俞涅不吭氣了,跟癟下去的氣球似的,摸摸鼻子,說:“帶不過來。”
“真丟了?”
“……差不多吧。”
江叔陰惻惻一笑,說:“不是不管她做甚麼嘛,反正我是不管了,你也回去好好賣花吧。”
“好……”
然後第二天,江叔在海棠園裡碰見了俞涅。
他說他在賞花。
第三天,他說他在散步。
第四天,他說他在冥想。
第五天,他說:“我想您了,特意在這兒等著您呢。”
江叔被他噁心得受不了,敲一下他的腦門,說:“我看你真是越來越笨了!總是一個點來,逮不到人,你就不會換個點兒來嗎?”
俞涅恍然大悟。
於是他中午來晃了幾天,下午來晃了幾天,結果還是沒等到人。他乾脆抽了一天,從白天直接等到了晚上。
然後,他不僅等到了丁遠曖,還有俞白。
他跟在倆人身後,看著倆人上樓。
他在腳踏車旁邊等了一會兒,遲遲不見有人下來,便嘆氣離開了。
俞白和丁遠曖,這是甚麼組合?俞涅受害者聯盟?
和俞白鬧掰之後,他沒再去見過俞白,俞白也沒有來找過他。俞白很少主動來找他。但他現在卻和丁遠曖有說有笑了。
俞涅沉著臉,走到家門口,迎面碰上出門扔垃圾的張叔。
“阿涅,明晚來我們家吃飯。”
張叔自打知道丁遠曖搬出去之後,人熱情了不止一倍,三天兩頭喊他吃飯。
俞涅想起丁遠曖說張叔不喜歡她的事情,現在看來,她並不是隨口亂說。
但俞涅自然不會去問。張叔一直就是這樣的人,不喜歡就是不喜歡,沒法藏著掖著。
俞涅笑笑說:“謝謝張叔,明晚要去爺爺家裡,明兒他生日。”
“對哦,明天就是梁叔生日了,時間過得可真快。”張叔說:“我明天白天去一趟便利店,你給我留束花,我一起帶過去。”
“好嘞。”
張叔拍拍俞涅的肩膀,說:“早早這幾天剛上班比較忙,等她空下來了,我就讓她帶你出去逛逛。你張姨說你這幾天待在花店裡,看花看得眼睛都直了。”
“沒事兒,她工作要緊,我一個人也能玩。”
“胡說,一個人能玩甚麼?”張叔皺眉道:“你又去找老李喝酒了?我跟你說過多少次了,你過度參與了老頭老婆子的生活。你看看你現在,鬍子都快比聖誕老人長了!”
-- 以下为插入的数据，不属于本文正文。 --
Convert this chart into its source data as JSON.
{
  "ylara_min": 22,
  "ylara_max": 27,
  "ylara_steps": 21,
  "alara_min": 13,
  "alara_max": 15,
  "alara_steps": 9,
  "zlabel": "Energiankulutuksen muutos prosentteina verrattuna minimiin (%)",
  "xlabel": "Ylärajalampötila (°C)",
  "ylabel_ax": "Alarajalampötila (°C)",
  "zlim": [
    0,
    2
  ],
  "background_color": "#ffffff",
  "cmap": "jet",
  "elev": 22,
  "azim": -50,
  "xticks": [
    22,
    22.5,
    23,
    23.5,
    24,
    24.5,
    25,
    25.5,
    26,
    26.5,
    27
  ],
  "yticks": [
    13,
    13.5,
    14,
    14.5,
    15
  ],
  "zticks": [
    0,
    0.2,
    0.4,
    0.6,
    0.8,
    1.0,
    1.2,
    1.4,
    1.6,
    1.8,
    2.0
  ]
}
俞涅伸手摸了摸,他最近忙著蹲人,確實很久沒刮鬍子了。
“你當初說要留鬍子裝酷,我看著也挺帥,就沒說甚麼。可你看看你現在這副樣子,倒像是準備好了鍋碗瓢盆,要去大街上做生意了!”
俞涅笑著說:“張叔,我沒找老李喝酒呢,我這就回去刮鬍子。”
“快去吧,去吧。”
“好嘞,張叔晚安。”
俞涅開門進屋,靠在門上沉默了一會兒,然後走進衛生間,把鬍子颳了個一乾二淨。